What does this tell us? Three things: 1. After three cycles of IVF plus subsequent replacement of all resulting frozen embryos, at least 42% (conservative estimate) of couples have achieved a pregnancy; 2. There still occurs a slight increase of pregnancy rates over the recent years; 3. The HFEA produces stable figures, shares them dutifully, but does not hesitate to let two groups of investigators do the same work twice. If one group of authors had submitted the same two papers to two different journals one of them would have been labeled a “redundant publication”, a minor form of ethical misconduct. Not so now. Now it is a scientifically highly laudable – but accidental – validation of data.
George Griesinger, Beware of the 'implantation rate'! Why the outcome parameter 'implantation rate' should be abandoned from infertility research, Hum. Reprod. (2016) 31 (2): 249-251. doi: 10.1093/humrep/dev322
Abandon the Implantation Rate!
We publish a very provocative Opinion article by George Griesinger in Human Reproduction this month, a paper that in my opinion everyone should read. That’s why we made it ‘free access’ to all.

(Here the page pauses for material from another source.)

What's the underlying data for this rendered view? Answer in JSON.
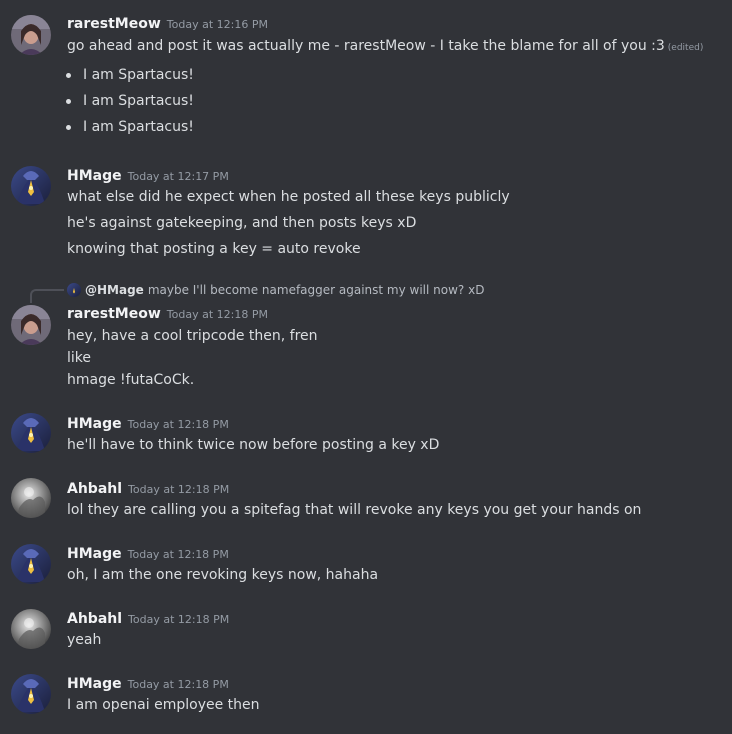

Griesinger argues in it that using the implantation rate (IR) indiscriminately in research reports is fraught with methodological pitfalls and interpretational difficulties. These are especially pertinent to studies in which systematically unequal numbers of embryos are transferred in groups being compared and where IRs are calculated on aggregate numbers. Embryo selection studies (e.g. by PGS, blastocyst culture, or by time-lapse morphology) are prime examples. Griesinger warns that more often than not the IR increases confusion rather than insight in physicians searching the clinical research literature for efficacious treatment options for their patients. He concludes that the IR should therefore not be used any longer in clinical trial reports. Read it!
Barbara Luke et al., Assisted reproductive technology use and outcomes among women with a history of cancer, Hum. Reprod. (2016) 31 (1): 183-189. doi: 10.1093/humrep/dev288
You may have followed the discussion in Human Reproduction on the increasing popularity of linking large administrative databases and drawing far-reaching conclusions. Often the linkage studies we receive at Human Reproduction seem like fishing expeditions, reporting increasingly improbable results: Obese women between 31 and 37, living in rural areas, having a fair skin, red hair and blue eyes, and using non-donor oocytes for IVF, have a higher than average pregnancy chance. I feel I also need to mention good things about such linkage studies, once an opportunity occurs. This month there is such an opportunity.
More and more women faced with a cancer diagnosis present for fertility preservation. In this month’s issue of Human Reproduction, Barbara Luke and co-workers, from East Lansing, Michigan, USA, address the issue how outcomes of women presenting for ART after cancer diagnosis compare to those of women without cancer. In a large database linkage study including 53,426 women they found that the likelihood of a live birth among women with prior cancer is reduced and varies by cancer diagnosis. It however is similar to women without cancer when donor oocytes are used. In women who only used their own oocytes, those with prior cancers were significantly less likely to have a live birth than those without cancer (adjusted odds ratio (AOR) 0.36 [0.28, 0.46]). This was also evident with specific cancer diagnoses: breast cancer (0.19 [0.11, 0.30]), cervical cancer (0.33 [0.13, 0.84]) and all female genital cancers (0.47 [0.25, 0.86]). The authors conclude that since the live birth rates using donor oocytes were not reduced in women with a prior cancer, but were reduced with their own oocytes, this suggests that factors acting in the pre- or periconceptional periods are responsible for the decline in live birth rates in patients with previous cancer diagnoses.